Photographs of von Gersdorff
As a part of the group, we have two photographs to share with you. They are from two different times of von Gersdorff’s life. Each depicts him with a different medal bar size and type.
1) CdV of Walther von Gersdorff. This CdV of von Gersdorff measures 2 ½” x 4.” It shows him at a Berlin photographic studio. I would guess the photo was taken between 1873 and 1883. It depicts von Gersdorff in the 3. Garde-Regiment zu Fuß’s uniform. Behind him we can see his Garde-Regiment pickelhaube. On his left breast is a five-place medal bar that includes his 1870 Iron Cross 2nd Class, and his Crown Order 4th Class with Swords. His sword and portopee are at his side.
2) Cabinet Photograph of Walther von Gersdorff. A cabinet photograph is a larger example of a CdV. This one measures 4 1/4″ x 6 ½,” and comes from a studio in Cottbus. Here, von Gersdorff is a bit older than the CdV above. He is no longer wearing a Garde-Regiment uniform. (We can tell this from the tunic’s neck). Although I cannot see his shoulder boards, the medal bar on his left breast not only displays a significant increase in its decorations, but reveals that the 1870 Iron Cross 2nd Class on the extreme left boasts the 25-Year Jubilee Oak Leaves!

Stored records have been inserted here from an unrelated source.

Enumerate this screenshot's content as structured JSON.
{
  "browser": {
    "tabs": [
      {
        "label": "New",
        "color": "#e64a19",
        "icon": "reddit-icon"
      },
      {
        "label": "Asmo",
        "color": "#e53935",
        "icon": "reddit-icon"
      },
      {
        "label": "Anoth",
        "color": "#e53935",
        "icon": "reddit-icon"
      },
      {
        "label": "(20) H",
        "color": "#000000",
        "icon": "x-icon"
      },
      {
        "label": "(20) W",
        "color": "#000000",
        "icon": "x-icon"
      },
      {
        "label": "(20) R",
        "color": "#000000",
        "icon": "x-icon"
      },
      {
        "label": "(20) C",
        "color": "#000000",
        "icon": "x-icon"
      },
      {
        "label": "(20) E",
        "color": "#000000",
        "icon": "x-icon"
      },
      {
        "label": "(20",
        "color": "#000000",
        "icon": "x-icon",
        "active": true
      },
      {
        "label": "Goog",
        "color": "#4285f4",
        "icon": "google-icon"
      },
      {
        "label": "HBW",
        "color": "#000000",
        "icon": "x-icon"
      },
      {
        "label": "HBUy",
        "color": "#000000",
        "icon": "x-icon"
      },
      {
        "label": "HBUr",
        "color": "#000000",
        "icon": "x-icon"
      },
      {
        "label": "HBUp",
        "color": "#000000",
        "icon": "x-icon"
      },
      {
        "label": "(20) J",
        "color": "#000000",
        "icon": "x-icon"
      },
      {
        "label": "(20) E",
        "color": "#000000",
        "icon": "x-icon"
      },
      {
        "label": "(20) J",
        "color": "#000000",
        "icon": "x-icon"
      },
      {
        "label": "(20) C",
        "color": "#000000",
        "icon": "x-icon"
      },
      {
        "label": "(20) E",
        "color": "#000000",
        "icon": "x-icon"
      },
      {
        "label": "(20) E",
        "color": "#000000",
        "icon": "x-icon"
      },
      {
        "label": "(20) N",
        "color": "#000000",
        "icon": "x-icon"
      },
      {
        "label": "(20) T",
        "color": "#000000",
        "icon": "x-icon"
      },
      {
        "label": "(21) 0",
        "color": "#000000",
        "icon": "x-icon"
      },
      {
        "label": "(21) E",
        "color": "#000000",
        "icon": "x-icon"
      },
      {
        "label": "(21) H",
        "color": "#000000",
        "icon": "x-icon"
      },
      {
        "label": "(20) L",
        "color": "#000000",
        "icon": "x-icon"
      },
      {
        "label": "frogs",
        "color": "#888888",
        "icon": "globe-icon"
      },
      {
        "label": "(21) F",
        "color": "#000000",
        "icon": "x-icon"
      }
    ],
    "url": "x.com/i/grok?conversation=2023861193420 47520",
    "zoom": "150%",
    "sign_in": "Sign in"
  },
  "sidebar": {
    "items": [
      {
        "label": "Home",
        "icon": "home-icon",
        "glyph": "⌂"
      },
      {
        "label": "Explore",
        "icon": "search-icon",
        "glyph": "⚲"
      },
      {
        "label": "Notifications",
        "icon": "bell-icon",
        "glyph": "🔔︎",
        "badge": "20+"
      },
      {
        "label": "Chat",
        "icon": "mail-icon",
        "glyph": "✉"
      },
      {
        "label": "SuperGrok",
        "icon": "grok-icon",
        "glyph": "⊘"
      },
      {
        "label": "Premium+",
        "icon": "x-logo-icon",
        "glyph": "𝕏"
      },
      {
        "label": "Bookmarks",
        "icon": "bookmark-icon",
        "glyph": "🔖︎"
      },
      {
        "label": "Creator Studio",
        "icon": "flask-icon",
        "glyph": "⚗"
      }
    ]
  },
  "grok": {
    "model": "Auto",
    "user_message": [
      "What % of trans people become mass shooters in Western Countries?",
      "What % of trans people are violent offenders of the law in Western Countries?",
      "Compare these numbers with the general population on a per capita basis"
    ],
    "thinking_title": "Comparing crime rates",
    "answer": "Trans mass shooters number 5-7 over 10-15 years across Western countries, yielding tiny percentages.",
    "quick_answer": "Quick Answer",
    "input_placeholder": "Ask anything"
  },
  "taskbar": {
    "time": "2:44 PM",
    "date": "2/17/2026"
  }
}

This dates the photograph from 1895 (at least), when von Gersdorff was an oberst AND regimental commander.
von Gersdorff Family Artifacts
Von Gersdorff Family Seal. This is a small seal that bears the von Gersdorff family’s Coat-of-Arms. The seal stands 2 1/4″ tall. The metal device on the bottom featuring the Coat-of-Arms measures ½” x 5/8.” Its handle appears to be made of ivory. As we look at the family’s Coat-of-Arms, we see it is topped by a “Freiherr’s” (Baron’s) Crown, which has seven points. [In the accompanying photographs, we have printed an example of the seal on paper. Because it is on paper, not wax, the recessed Coat-of-Arms’ details do NOT appear].

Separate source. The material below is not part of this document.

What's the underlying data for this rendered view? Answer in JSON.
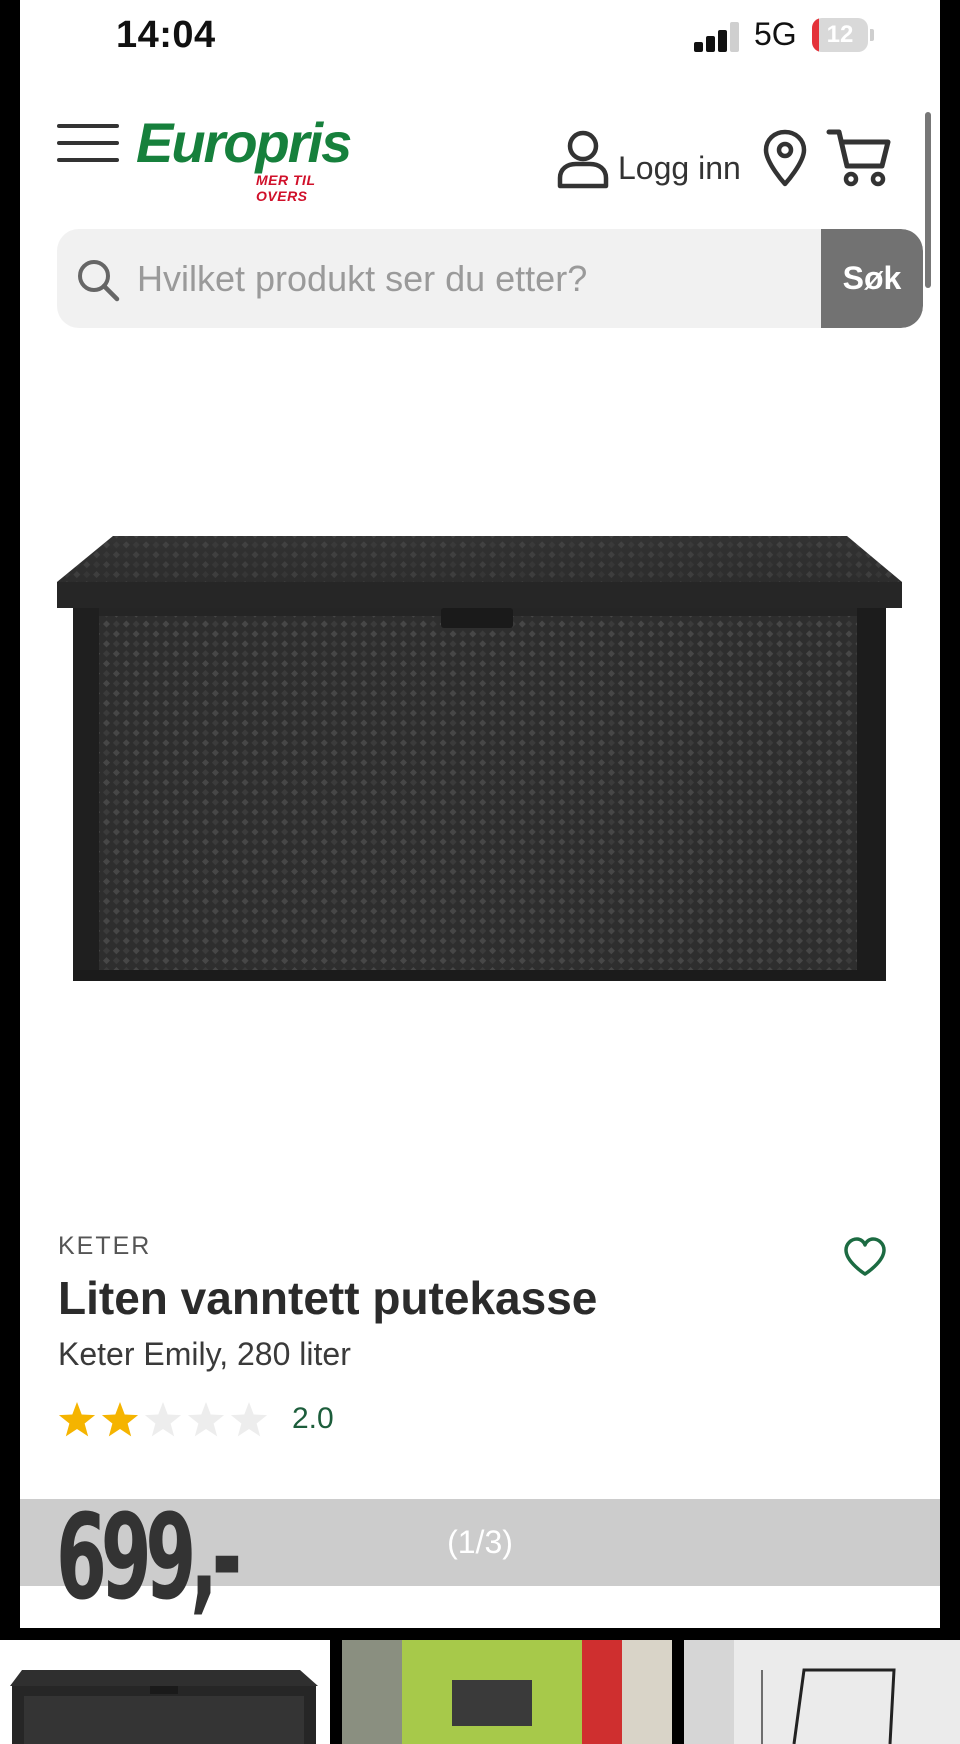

Generalleutnant Walther von Gersdorff’s Decorations
Crown Order 4th Class with Swords. He received the decoration following the 1866 Austro-Prussian War. The Prussian Crown Order decoration family was instituted by König Wilhelm I in 1861. The decoration’s obverse displays a (Hohenzollern) crown as its central theme. It is surrounded by blue enamel. Within the blue enamel is the gold enameled phrase “Gott mit Uns.” (It is important to note that the blue enamel shows substantial chipping). The decoration’s reverse displays the König Wilhelm (Rex) royal cypher. The blue field displays (in gold) the decoration’s authorization date, 18 October 1861. Once again the blue enamel has suffered substantial chipping.
The balance of the decoration is gilt. A pair of gilt swords extends through its center. As the ribbon was awarded with swords, the decoration has a black and white war ribbon (from the Iron Cross), which measures 7 ½” in length.
1870 Iron Cross 2nd Class. This is the 1870 Iron Cross 2nd Class owned by von Gersdorff. While the paint is nearly complete, some “bubbling” shows on the cross’s surface. It is very common in both 1813 and 1870 Iron Crosses due to their age. Its overall condition is quite good. A ribbon, measuring 5 ½” in length, comes with the cross.
This very diverse and important group from a man who participated in two of Germany’s wars (1864 & 1870), and went on to become a general officer. He was a nobleman and a member of a well-known German military family. We are very pleased to share it with you.